Summary & Overview
HCPCS G9432: Asthma Well-Controlled Documented
HCPCS Level II code G9432 denotes documentation that an asthma patient is well-controlled based on a validated assessment tool (ACT, c-ACT, ACQ, or ATAQ) with the score and result recorded. Nationally, clear documentation of control status supports quality measurement, chronic disease management, and coordination of care for asthma—a common chronic respiratory condition with substantial morbidity and cost. HCPCS code G9432 signals that a formal control assessment was completed and documented during an ambulatory care encounter.
Key payers included in this coverage analysis are Aetna, Blue Cross Blue Shield, Cigna Health, UnitedHealthcare, and Medicare. Readers will find a concise summary of the code’s clinical purpose and service setting, payer coverage scope, and typical use cases in outpatient primary care and specialty clinics. The publication provides benchmarks and policy context relevant to quality reporting and chronic care workflows, highlights common billing modifiers and procedural considerations, and summarizes where data was not available in the input. This overview is intended for clinicians, billing staff, and policy analysts seeking a national perspective on documentation-based asthma control coding.
Billing Code Overview
HCPCS Level II code G9432 documents that a patient with asthma is well-controlled based on a validated control assessment tool such as the ACT, c-ACT, ACQ, or ATAQ, with the score and result recorded in the medical record. This code represents a clinical assessment service focused on asthma control status.
-
Service type: Asthma control assessment (documentation of validated control tool score and result)
-
Typical site of service: Outpatient clinic, primary care office, or specialty pulmonary/allergy clinic where asthma control assessments and routine follow-up visits occur.

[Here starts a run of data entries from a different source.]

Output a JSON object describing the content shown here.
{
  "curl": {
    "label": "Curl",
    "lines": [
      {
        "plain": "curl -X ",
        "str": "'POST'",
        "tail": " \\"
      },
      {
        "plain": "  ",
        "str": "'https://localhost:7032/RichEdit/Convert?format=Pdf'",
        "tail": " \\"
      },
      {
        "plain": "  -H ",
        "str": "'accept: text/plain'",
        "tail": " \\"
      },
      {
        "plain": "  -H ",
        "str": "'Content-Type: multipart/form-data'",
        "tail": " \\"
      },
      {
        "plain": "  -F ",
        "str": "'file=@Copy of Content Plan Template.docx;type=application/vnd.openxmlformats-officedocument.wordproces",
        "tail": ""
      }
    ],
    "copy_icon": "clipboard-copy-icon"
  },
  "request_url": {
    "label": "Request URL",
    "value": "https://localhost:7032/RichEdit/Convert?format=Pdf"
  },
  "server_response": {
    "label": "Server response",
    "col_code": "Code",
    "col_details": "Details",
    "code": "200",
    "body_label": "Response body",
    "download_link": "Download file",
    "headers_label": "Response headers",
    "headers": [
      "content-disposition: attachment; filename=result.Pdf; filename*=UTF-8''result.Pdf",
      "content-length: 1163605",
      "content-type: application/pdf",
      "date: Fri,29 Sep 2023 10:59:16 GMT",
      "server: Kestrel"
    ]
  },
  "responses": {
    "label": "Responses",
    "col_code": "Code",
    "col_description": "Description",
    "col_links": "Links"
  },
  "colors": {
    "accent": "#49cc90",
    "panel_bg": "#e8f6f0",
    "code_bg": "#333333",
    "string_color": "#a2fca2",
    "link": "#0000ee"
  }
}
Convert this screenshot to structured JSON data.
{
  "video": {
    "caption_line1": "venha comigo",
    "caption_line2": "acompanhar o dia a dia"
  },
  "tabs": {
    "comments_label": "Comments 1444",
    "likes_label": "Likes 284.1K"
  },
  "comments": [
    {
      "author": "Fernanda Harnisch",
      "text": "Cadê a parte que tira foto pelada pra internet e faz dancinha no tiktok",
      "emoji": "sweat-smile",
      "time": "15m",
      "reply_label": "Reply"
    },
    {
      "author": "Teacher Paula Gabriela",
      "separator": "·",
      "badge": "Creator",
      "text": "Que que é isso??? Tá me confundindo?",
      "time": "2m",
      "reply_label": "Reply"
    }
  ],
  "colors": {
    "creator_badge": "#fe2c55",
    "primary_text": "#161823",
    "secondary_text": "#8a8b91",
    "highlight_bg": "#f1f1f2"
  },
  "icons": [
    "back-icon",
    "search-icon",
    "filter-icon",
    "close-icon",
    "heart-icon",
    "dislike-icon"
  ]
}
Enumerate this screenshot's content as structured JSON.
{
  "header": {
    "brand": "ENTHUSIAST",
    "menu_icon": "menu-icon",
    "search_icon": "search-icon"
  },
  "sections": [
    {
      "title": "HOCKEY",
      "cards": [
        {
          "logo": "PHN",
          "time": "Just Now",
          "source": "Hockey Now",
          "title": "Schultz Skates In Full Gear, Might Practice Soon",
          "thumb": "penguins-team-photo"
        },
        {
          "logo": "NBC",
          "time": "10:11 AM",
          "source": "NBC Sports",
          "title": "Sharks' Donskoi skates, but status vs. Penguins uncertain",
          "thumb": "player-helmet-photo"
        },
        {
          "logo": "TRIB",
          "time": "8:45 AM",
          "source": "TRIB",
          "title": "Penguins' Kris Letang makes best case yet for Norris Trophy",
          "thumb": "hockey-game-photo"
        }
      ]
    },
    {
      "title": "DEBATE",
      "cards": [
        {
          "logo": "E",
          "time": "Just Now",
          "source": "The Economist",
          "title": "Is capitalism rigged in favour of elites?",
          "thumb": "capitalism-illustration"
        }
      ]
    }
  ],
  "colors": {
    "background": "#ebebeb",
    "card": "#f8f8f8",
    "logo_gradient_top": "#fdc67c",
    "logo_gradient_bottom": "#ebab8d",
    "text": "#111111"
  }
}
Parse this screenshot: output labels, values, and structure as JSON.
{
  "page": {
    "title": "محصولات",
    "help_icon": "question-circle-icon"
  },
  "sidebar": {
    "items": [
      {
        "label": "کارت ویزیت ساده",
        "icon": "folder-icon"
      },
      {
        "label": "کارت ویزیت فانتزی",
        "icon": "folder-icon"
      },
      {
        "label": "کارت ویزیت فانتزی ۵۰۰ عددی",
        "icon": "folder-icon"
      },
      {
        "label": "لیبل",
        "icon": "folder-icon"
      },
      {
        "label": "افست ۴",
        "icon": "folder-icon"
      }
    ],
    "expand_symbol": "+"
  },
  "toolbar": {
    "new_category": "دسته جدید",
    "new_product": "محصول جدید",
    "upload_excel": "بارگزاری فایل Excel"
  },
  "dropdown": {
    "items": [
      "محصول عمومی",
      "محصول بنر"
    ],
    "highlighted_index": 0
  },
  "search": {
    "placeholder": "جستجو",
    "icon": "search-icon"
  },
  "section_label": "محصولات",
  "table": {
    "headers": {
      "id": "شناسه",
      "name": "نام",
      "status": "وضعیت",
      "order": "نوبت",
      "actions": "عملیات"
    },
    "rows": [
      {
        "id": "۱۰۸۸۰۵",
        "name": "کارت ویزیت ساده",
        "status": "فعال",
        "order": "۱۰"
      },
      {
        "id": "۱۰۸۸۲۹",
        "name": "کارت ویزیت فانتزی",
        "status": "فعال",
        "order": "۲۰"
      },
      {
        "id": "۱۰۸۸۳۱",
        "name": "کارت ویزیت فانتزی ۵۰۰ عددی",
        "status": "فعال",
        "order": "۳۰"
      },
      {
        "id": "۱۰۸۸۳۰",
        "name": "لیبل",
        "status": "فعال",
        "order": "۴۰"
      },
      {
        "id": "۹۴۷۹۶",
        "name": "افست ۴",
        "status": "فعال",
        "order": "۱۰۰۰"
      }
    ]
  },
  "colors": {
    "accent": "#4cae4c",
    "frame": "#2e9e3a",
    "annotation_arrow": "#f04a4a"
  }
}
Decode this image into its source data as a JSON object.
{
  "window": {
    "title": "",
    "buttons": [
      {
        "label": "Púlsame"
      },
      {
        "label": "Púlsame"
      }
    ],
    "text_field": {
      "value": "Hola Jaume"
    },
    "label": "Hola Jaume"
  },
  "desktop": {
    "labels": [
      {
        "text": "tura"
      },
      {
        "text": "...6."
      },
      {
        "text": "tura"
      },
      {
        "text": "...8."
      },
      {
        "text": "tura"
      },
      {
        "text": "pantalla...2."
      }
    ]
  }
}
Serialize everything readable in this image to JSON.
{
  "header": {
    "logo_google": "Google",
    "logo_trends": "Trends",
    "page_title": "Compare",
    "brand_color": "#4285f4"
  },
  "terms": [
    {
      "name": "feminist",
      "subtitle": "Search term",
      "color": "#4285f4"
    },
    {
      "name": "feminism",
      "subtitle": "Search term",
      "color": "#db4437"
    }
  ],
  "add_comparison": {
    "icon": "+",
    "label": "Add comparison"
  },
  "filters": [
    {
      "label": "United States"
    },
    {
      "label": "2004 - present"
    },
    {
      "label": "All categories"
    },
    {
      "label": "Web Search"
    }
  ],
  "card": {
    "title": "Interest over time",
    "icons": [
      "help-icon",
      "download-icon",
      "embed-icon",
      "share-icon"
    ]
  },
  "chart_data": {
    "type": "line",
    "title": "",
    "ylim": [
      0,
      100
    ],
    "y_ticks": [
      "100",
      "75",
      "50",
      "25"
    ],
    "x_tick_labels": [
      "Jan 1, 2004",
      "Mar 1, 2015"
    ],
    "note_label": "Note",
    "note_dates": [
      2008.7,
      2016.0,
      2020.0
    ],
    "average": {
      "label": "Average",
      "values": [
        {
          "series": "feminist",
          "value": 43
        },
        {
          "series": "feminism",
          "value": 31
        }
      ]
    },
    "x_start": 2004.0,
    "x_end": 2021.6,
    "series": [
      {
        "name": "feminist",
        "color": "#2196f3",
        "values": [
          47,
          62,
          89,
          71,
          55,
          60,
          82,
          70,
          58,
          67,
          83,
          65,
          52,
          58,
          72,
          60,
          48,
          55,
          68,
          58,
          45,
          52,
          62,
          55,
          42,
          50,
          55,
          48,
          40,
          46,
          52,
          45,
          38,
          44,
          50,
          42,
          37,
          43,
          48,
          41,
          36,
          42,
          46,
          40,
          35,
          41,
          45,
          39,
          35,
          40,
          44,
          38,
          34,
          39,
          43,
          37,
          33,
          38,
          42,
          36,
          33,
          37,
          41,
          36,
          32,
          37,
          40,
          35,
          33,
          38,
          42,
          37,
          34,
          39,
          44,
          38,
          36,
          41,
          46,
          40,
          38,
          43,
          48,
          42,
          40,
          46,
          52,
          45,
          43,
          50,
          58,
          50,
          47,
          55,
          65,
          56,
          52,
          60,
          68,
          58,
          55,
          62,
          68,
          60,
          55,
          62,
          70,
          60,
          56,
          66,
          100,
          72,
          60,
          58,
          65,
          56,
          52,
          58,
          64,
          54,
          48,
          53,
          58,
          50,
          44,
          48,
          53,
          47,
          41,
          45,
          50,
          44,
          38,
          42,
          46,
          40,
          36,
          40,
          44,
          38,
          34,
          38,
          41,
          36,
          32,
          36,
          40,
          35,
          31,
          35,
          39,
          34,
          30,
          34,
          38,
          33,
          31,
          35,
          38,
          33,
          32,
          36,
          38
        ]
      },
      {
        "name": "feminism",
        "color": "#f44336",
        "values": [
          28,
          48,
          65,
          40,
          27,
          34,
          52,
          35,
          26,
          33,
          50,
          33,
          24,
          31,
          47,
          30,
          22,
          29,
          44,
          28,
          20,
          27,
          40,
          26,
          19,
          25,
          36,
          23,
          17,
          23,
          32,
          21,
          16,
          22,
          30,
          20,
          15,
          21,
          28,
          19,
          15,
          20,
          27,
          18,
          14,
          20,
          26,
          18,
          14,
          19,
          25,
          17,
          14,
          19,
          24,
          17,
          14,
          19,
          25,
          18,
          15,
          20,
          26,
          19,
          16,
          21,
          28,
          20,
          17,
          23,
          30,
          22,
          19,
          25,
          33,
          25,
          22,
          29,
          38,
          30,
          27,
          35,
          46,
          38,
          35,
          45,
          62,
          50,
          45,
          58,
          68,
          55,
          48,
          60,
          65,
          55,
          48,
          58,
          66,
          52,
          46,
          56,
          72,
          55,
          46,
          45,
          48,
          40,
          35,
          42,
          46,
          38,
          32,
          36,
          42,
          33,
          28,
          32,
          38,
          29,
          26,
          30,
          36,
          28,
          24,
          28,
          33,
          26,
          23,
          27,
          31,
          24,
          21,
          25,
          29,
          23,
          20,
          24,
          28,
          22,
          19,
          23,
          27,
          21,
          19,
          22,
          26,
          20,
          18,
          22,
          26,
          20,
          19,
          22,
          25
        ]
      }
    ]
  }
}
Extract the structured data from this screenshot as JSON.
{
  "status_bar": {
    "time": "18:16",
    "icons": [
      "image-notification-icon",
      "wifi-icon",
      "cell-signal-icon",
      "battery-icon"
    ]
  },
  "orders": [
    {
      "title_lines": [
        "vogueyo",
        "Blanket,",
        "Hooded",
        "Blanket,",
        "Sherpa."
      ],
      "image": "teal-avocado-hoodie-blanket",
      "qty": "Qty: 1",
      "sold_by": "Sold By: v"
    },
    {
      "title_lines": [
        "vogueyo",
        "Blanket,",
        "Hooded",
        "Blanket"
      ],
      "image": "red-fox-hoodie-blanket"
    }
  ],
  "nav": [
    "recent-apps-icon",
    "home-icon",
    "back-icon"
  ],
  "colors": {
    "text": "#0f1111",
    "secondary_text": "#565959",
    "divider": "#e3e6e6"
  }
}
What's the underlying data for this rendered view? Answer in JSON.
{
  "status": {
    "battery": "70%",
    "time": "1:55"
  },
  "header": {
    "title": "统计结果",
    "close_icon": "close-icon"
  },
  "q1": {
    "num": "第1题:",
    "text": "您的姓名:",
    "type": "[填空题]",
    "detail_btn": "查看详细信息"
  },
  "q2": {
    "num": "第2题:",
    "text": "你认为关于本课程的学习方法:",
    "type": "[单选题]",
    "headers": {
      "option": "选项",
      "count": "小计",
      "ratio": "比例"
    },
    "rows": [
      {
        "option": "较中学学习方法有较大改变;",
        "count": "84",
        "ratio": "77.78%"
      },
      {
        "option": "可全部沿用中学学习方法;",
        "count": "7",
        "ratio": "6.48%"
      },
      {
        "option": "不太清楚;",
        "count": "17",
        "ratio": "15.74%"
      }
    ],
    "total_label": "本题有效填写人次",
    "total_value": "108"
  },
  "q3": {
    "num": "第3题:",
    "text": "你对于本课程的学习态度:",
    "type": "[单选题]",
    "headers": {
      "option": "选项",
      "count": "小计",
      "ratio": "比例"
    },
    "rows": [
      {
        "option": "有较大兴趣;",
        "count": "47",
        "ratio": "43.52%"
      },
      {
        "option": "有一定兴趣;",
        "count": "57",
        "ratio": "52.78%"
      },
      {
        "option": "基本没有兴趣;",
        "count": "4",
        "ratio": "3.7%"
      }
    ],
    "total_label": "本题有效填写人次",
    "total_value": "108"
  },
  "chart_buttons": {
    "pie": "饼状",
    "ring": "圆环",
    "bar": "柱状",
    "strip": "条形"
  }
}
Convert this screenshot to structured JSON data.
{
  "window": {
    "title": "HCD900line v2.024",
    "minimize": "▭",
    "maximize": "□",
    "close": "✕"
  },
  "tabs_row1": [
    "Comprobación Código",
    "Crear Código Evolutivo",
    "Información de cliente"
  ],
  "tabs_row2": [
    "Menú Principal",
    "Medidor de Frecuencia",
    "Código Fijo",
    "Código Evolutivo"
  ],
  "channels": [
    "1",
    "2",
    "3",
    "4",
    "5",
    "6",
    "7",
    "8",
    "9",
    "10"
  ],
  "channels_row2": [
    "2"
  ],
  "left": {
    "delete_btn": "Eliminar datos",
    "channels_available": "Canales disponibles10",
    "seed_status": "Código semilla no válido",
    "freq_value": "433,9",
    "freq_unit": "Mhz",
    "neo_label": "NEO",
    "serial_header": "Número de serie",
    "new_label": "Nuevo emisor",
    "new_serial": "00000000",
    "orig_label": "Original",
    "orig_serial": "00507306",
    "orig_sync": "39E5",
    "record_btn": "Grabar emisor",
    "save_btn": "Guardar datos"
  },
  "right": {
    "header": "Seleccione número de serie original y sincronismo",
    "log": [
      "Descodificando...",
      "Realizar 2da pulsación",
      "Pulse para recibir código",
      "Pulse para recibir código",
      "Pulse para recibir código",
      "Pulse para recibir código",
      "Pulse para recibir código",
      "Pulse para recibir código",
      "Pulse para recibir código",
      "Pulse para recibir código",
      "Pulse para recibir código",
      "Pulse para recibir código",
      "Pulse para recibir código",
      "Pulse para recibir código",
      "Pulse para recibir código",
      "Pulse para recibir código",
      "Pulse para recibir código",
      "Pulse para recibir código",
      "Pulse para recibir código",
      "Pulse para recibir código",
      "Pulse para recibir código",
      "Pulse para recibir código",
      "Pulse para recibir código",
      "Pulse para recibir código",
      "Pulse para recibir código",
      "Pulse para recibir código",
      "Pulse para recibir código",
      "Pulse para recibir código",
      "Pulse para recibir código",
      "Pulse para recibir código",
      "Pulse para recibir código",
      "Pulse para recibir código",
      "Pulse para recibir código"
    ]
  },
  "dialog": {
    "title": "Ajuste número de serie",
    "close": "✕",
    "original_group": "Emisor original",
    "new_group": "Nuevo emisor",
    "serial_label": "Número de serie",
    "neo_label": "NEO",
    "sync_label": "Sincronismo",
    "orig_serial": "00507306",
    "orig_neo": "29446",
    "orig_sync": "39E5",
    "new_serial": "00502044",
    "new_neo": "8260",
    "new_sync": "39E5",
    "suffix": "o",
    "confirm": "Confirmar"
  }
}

Clinical & Coding Specifications
Clinical Context
A school-aged child with known persistent asthma presents for a routine follow-up visit in a primary care clinic or pediatric pulmonology outpatient clinic. The child is asymptomatic at the visit and the clinician administers or reviews an asthma control assessment tool such as the Asthma Control Test (ACT), Childhood Asthma Control Test (C-ACT), Asthma Control Questionnaire (ACQ), or Asthma Therapy Assessment Questionnaire (ATAQ). The patient scores indicate well-controlled asthma per the selected validated instrument, and the clinician documents the score, the date of administration, the tool used, and a brief note confirming that asthma is well controlled. This documentation is used to report G9432 to indicate asthma well-controlled based on the ACT/C-ACT/ACQ/ATAQ score and results documented.
Typical workflow:
-
Patient checks in for scheduled asthma follow-up.
-
Medical assistant or nurse administers the selected control questionnaire or confirms a recent patient-completed score.
-
Clinician reviews score, performs brief focused respiratory exam, and documents score, interpretation (well-controlled), current medications, adherence, and any action plan updates.
-
If control is adequate, no escalation of therapy is documented; the visit note includes the instrument name and numeric score used to support
G9432reporting.
Typical site of service:
- Outpatient clinic (primary care or pediatric clinic) or subspecialty pulmonary/allergy clinic. School-based health centers and telehealth visits where the validated instrument is administered and documented are also typical settings.